Um padre disse a um rabino: ``Você devia experimentar presunto. É uma delícia". Respondeu o rabino: ``Você devia experimentar uma mulher. É melhor que presunto". Contada em outras palavras, esta é a melhor piada e a única coisa que se salva neste caldo de melaço que é ``O Rabino" de Noah Gordon, em nono lugar na lista. Gordon está para Bashevis Singer como Xitãozinho e Xororó para Villa-Lobos.
Incomparavelmente melhor, e uma surpresa agradável é ``O Cliente", de John Grisham, em oitavo lugar. Sem outro objetivo que o do entretenimento, Grisham, além de malabarismos da trama e senso de ritmo, tem ainda uma grande virtude: algum senso de humor. O modelo é cinematográfico (o espetáculo da jurisprudência e as aventuras de advogado), mas o livro se sustenta por si e –podem acreditar– é melhor do que o filme. Para quem está chegando do Monte Parnaso e adentrando as terras do best seller, esta é de longe a melhor opção da lista.

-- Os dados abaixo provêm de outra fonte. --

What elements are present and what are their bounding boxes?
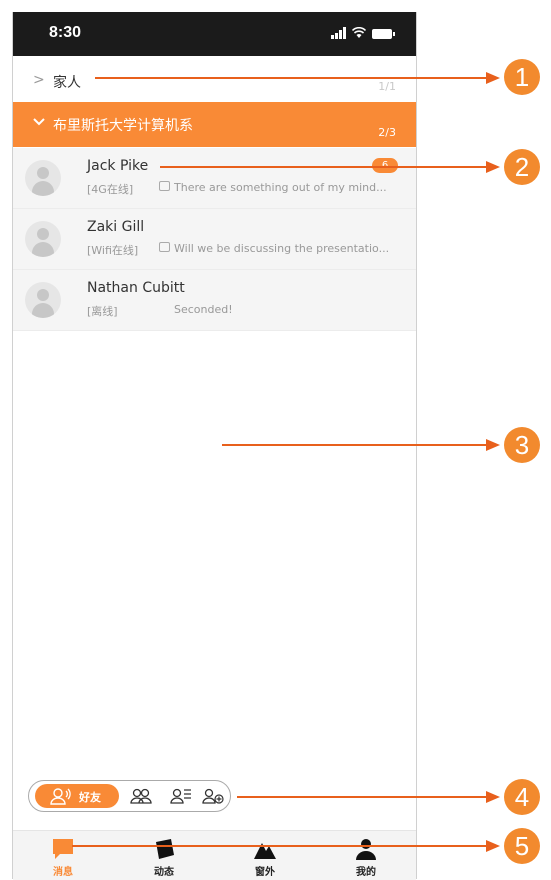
annotation-arrows <box>72 72 500 852</box>
callout-marker: 4 <box>504 779 540 815</box>
callout-marker: 5 <box>504 828 540 864</box>
callout-marker: 3 <box>504 427 540 463</box>
callout-marker: 2 <box>504 149 540 185</box>
callout-marker: 1 <box>504 59 540 95</box>
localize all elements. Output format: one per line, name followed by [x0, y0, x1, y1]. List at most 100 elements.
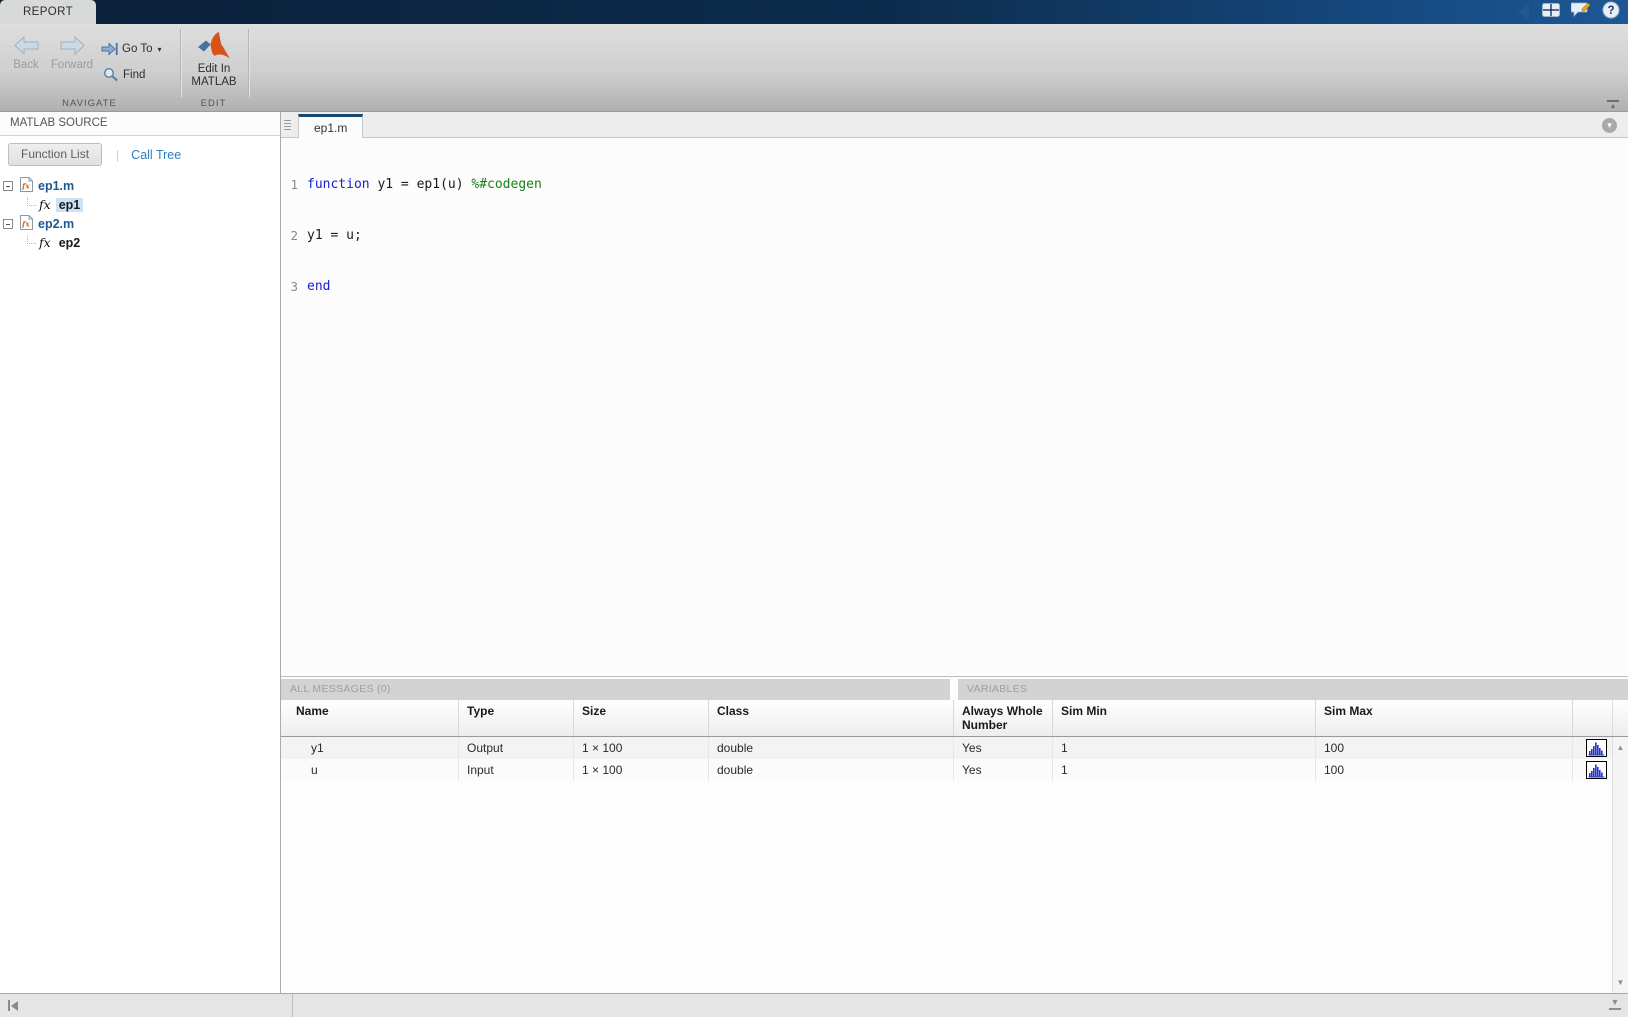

Foi Adorno quem disse, certa vez, sobre Proust, que ele era um autor capaz de fazer o leitor se sentir mais inteligente do que é. José Saramago não cai nunca em semelhantes vícios de elegância: escreve com toda a pompa e jamais esconde um lapso de percepção, ou um dito moral. Seu ``Memorial do Convento" (1982) entra na lista por força do vestibular e de qualquer forma não pode ser julgado ombro a ombro com Grisham ou Sidney Sheldon. Bem ou mal, pertence à literatura, não à lista. É um grande romance católico de esquerda. (Incidentalmente, serve para mostrar que a homogeneização ortográfica é desnecessária. Não é a ortografia que dificulta a leitura: é muito mais a sintaxe, o que não tem conserto –e a distribuição dos livros, que tem.)

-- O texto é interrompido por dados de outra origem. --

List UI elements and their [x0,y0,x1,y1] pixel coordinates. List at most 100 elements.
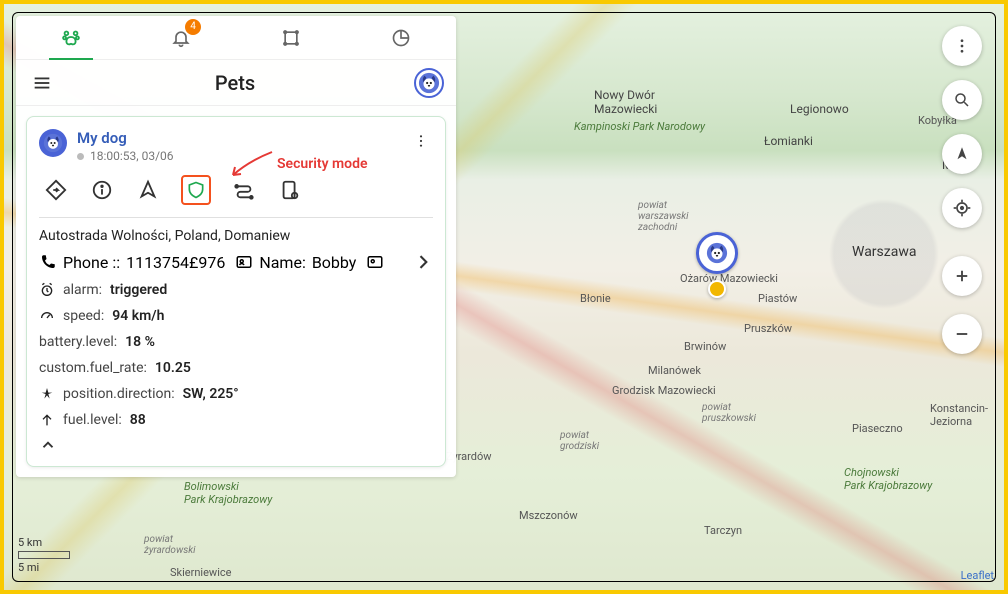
chevron-right-icon [413,252,433,272]
phone-icon [39,253,57,271]
security-mode-button[interactable] [181,175,211,205]
map-more-button[interactable] [942,26,982,66]
battery-value: 18 % [125,334,155,350]
map-label: Milanówek [648,364,701,377]
map-label: Warszawa [852,244,916,260]
contact-row: Phone :: 1113754£976 Name: Bobby [39,252,433,272]
name-value: Bobby [312,253,357,272]
zoom-out-button[interactable] [942,314,982,354]
pet-address: Autostrada Wolności, Poland, Domaniew [39,226,433,252]
menu-button[interactable] [28,69,56,97]
scale-seg [18,555,70,559]
stats-block: alarm: triggered speed: 94 km/h battery.… [39,280,433,430]
navigation-arrow-icon [137,179,159,201]
map-zoom-controls [942,256,982,354]
security-mode-annotation: Security mode [227,147,368,181]
map-label: Piastów [758,292,797,305]
title-row: Pets [16,60,456,106]
polygon-icon [281,28,301,48]
tab-reports[interactable] [379,16,423,60]
page-title: Pets [64,71,406,95]
map-label: Grodzisk Mazowiecki [612,384,716,397]
map-label: powiat warszawski zachodni [638,200,689,233]
map-label: Pruszków [744,322,792,335]
map-gps-button[interactable] [942,188,982,228]
alarm-value: triggered [110,282,167,298]
fuel-rate-value: 10.25 [155,360,191,376]
top-tab-row: 4 [16,16,456,60]
map-label: Błonie [580,292,611,305]
map-label: Brwinów [684,340,726,353]
paw-icon [60,26,82,48]
direction-label: position.direction: [63,386,175,402]
scale-mi: 5 mi [18,559,70,576]
map-north-button[interactable] [942,134,982,174]
shield-icon [186,180,206,200]
map-label: Konstancin- Jeziorna [930,402,988,428]
collapse-button[interactable] [39,430,433,454]
info-button[interactable] [89,177,115,203]
map-controls-top [942,26,982,228]
pet-name: My dog [77,129,399,147]
speed-label: speed: [63,308,104,324]
map-label: Chojnowski Park Krajobrazowy [844,466,932,492]
route-icon [233,179,255,201]
search-icon [953,91,971,109]
north-arrow-icon [953,145,971,163]
pet-avatar-icon [39,129,67,157]
more-vertical-icon [953,37,971,55]
tab-geofences[interactable] [269,16,313,60]
zoom-in-button[interactable] [942,256,982,296]
map-label: powiat żyrardowski [144,534,196,556]
tab-pets[interactable] [49,16,93,60]
attribution[interactable]: Leaflet [961,569,994,582]
pie-chart-icon [391,28,411,48]
phone-label: Phone :: [63,253,120,272]
phone-value: 1113754£976 [126,253,225,272]
annotation-label: Security mode [277,156,368,172]
map-label: Kampinoski Park Narodowy [574,120,705,133]
tab-notifications[interactable]: 4 [159,16,203,60]
more-vertical-icon [413,133,429,149]
battery-label: battery.level: [39,334,117,350]
pet-marker[interactable] [696,232,738,298]
id-card-icon [366,253,384,271]
map-label: Mszczonów [519,509,578,522]
fuel-level-value: 88 [130,412,146,428]
fuel-level-label: fuel.level: [63,412,122,428]
hamburger-icon [31,72,53,94]
map-scale: 5 km 5 mi [18,536,70,576]
direction-value: SW, 225° [183,386,239,402]
user-avatar[interactable] [414,68,444,98]
next-button[interactable] [413,252,433,272]
directions-button[interactable] [43,177,69,203]
arrow-up-icon [39,412,55,428]
map-label: powiat grodziski [560,430,599,452]
speedometer-icon [39,308,55,324]
minus-icon [953,325,971,343]
map-label: Skierniewice [170,566,231,579]
id-card-icon [235,253,253,271]
locate-button[interactable] [135,177,161,203]
map-search-button[interactable] [942,80,982,120]
map-label: Tarczyn [704,524,742,537]
marker-avatar-icon [696,232,738,274]
map-label: powiat pruszkowski [702,402,756,424]
marker-position-dot [708,280,726,298]
diamond-directions-icon [45,179,67,201]
map-label: Nowy Dwór Mazowiecki [594,88,657,116]
fuel-rate-label: custom.fuel_rate: [39,360,147,376]
phone-settings-icon [279,179,301,201]
map-label: Legionowo [790,102,849,116]
status-dot-icon [77,153,84,160]
card-more-button[interactable] [409,129,433,153]
chevron-up-icon [39,436,57,454]
plus-icon [953,267,971,285]
notification-badge: 4 [185,19,201,35]
info-icon [91,179,113,201]
alarm-label: alarm: [63,282,102,298]
alarm-icon [39,282,55,298]
pet-timestamp: 18:00:53, 03/06 [90,149,174,163]
map-label: Piaseczno [852,422,903,435]
scale-km: 5 km [18,536,70,551]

O novo romance de García Márquez, ``Do Amor e Outros Demônios", retorna, como o de Saramago, ao século 18, neste caso à Colômbia colonial. Márquez escreve com fluência e uma convincente facilidade. Sua simpatia já soa, talvez, um pouco artificial, mas depois de ler Noah Gordon, Sidney Sheldon, Frederick Forsyth e Paulo Coelho, a vontade que se tem é a de indicar García Márquez pra mais um Prêmio Nobel. A combinação do ``fantástico" com o religioso e o escatológico, do amor puro com a sociologia da casagrande-e-senzala e com o anticlericalismo, do grotesco e do arabesco com o cheiro das goiabas: tudo isto parece uma receita, mas a fórmula, afinal, é dele mesmo. Talvez Márquez não tenha escrito outro livro depois de ``Cem Anos de Solidão", que é o início e o fim de toda sua obra e de um punhado de outros autores também. ``Do Amor e Outros Demônios" é, talvez inevitavelmente, só mais um García Márquez, escrito por García Márquez. (E, diga-se de passagem, brilhantemente traduzido por Moacir Werneck de Castro).

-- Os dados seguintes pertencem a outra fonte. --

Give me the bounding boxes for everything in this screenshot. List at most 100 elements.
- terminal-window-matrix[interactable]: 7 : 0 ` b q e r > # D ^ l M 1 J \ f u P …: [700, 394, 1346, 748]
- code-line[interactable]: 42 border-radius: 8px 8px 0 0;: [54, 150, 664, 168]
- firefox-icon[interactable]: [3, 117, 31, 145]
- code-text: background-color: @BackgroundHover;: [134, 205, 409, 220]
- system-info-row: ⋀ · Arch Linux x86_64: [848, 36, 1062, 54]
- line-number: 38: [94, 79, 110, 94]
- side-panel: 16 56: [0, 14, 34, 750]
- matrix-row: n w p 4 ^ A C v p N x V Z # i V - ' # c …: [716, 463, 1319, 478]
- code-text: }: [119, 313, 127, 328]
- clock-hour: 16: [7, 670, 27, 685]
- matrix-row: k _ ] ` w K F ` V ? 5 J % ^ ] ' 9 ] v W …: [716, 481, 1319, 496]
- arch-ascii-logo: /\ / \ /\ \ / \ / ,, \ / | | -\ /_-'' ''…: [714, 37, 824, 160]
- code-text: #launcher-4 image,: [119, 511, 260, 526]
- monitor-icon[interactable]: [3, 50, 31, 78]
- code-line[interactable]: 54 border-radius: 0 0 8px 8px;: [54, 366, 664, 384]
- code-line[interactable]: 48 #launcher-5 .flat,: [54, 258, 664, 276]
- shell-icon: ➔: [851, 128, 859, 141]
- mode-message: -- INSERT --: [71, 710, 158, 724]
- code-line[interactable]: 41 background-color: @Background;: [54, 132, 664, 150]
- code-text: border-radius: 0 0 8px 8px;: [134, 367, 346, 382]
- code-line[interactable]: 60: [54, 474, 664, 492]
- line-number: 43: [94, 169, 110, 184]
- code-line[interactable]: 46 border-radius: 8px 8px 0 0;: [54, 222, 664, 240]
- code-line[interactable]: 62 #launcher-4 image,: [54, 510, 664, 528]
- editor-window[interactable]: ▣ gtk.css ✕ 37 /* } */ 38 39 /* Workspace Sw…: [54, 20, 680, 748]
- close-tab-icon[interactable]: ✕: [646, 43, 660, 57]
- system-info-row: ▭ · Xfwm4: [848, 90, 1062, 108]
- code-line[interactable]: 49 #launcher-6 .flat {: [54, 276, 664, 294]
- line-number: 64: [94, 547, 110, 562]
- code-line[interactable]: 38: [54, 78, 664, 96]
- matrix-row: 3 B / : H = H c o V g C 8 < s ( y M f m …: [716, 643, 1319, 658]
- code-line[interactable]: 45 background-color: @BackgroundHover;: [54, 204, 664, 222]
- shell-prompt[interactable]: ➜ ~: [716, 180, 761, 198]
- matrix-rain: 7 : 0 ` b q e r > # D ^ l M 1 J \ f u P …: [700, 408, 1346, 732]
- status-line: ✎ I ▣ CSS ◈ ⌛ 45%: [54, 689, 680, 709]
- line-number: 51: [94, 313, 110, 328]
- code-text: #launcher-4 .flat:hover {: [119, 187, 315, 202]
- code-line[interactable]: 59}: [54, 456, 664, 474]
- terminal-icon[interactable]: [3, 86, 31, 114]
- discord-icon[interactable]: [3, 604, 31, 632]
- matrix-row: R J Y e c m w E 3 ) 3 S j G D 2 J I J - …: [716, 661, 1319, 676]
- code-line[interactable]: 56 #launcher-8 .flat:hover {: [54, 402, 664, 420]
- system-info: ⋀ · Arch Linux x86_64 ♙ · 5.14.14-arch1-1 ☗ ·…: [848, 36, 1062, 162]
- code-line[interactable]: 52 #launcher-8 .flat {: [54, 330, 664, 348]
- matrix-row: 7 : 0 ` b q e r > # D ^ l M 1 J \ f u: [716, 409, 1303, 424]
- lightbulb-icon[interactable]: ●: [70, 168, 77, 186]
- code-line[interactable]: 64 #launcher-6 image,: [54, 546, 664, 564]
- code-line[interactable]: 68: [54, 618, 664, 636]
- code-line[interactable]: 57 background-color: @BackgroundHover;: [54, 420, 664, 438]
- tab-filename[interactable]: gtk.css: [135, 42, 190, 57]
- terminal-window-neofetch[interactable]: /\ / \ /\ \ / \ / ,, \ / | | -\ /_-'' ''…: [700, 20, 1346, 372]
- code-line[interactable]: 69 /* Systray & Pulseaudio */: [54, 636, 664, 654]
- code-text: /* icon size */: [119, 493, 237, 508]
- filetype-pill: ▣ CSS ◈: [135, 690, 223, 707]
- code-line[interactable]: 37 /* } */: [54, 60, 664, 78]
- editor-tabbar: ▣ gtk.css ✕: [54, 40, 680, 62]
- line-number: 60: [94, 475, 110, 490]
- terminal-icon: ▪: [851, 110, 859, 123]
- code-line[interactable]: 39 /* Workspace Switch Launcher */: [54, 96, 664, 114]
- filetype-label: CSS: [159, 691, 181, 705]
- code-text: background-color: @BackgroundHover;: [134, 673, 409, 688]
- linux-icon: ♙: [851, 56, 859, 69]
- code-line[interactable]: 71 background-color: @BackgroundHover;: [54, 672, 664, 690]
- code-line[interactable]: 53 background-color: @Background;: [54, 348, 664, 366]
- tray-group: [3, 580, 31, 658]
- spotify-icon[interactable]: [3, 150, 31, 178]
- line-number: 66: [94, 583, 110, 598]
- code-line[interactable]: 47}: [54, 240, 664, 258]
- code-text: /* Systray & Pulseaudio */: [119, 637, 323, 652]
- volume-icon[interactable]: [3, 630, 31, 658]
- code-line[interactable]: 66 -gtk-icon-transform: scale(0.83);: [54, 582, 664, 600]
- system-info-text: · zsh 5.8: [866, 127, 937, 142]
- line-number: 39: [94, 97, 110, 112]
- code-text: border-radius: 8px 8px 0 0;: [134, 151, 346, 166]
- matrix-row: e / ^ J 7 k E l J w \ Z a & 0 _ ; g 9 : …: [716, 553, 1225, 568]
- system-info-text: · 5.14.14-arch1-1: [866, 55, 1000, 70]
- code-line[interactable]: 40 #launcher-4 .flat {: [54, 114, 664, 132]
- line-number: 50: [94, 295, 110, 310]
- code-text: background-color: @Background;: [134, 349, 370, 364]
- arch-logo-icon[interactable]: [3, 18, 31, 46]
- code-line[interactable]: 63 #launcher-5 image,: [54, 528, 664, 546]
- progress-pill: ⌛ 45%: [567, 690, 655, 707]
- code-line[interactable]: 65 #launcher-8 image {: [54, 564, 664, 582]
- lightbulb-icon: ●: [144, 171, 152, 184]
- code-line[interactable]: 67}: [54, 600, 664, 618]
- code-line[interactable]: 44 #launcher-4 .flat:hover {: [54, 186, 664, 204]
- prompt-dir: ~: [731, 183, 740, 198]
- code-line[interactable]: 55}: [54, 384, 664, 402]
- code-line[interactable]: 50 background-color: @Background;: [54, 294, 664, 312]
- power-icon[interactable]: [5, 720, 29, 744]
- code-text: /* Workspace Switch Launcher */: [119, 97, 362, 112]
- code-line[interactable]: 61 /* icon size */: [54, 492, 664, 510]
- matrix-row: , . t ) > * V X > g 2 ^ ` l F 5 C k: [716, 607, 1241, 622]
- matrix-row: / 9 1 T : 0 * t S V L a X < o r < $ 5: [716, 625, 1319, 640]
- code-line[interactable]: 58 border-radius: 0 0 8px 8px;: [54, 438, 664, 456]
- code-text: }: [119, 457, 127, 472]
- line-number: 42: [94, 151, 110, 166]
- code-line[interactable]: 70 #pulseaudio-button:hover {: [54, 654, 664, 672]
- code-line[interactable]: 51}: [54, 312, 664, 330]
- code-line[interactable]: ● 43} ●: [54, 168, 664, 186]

Em quinto lugar está ``O Punho de Deus". O jogo de Forsyth é o de escrever como ``insider", nos bastidores da política internacional. Com a queda do Muro, a alternativa para escritores de espionagem passou a ser a Guerra do Golfo. Espiões e contra-espiões, siglas, comandos, memorandos e uma lista de personagens que inclui Thatcher, Bush e Saddam Hussein, além de banqueiros e agentes do Mossad: é um livro para meninos grandes, um Tintin para adultos. As 557 páginas ficam anunciando um suspense que não vem e o major Mike Martin deve ser o agente secreto mais sem charme da história da literatura.
Tudo o que Forsyth não tem –charme, inteligência, ironia, humor– pode-se encontrar de sobra nas ``Comédias da Vida Privada" de Luís Fernando Veríssimo, uma reunião de 101 crônicas. Ninguém disputa com Veríssimo a condição de grande mestre da crônica brasileira. Ele tem o ouvido perfeito para os identificadores, os automatismos cotidianos que são a marca de cada um de nós. Se fosse cruel por natureza, seria devastador. Mas é um escritor generoso, sem ser piegas. É um alento encontrá-lo no quarto lugar.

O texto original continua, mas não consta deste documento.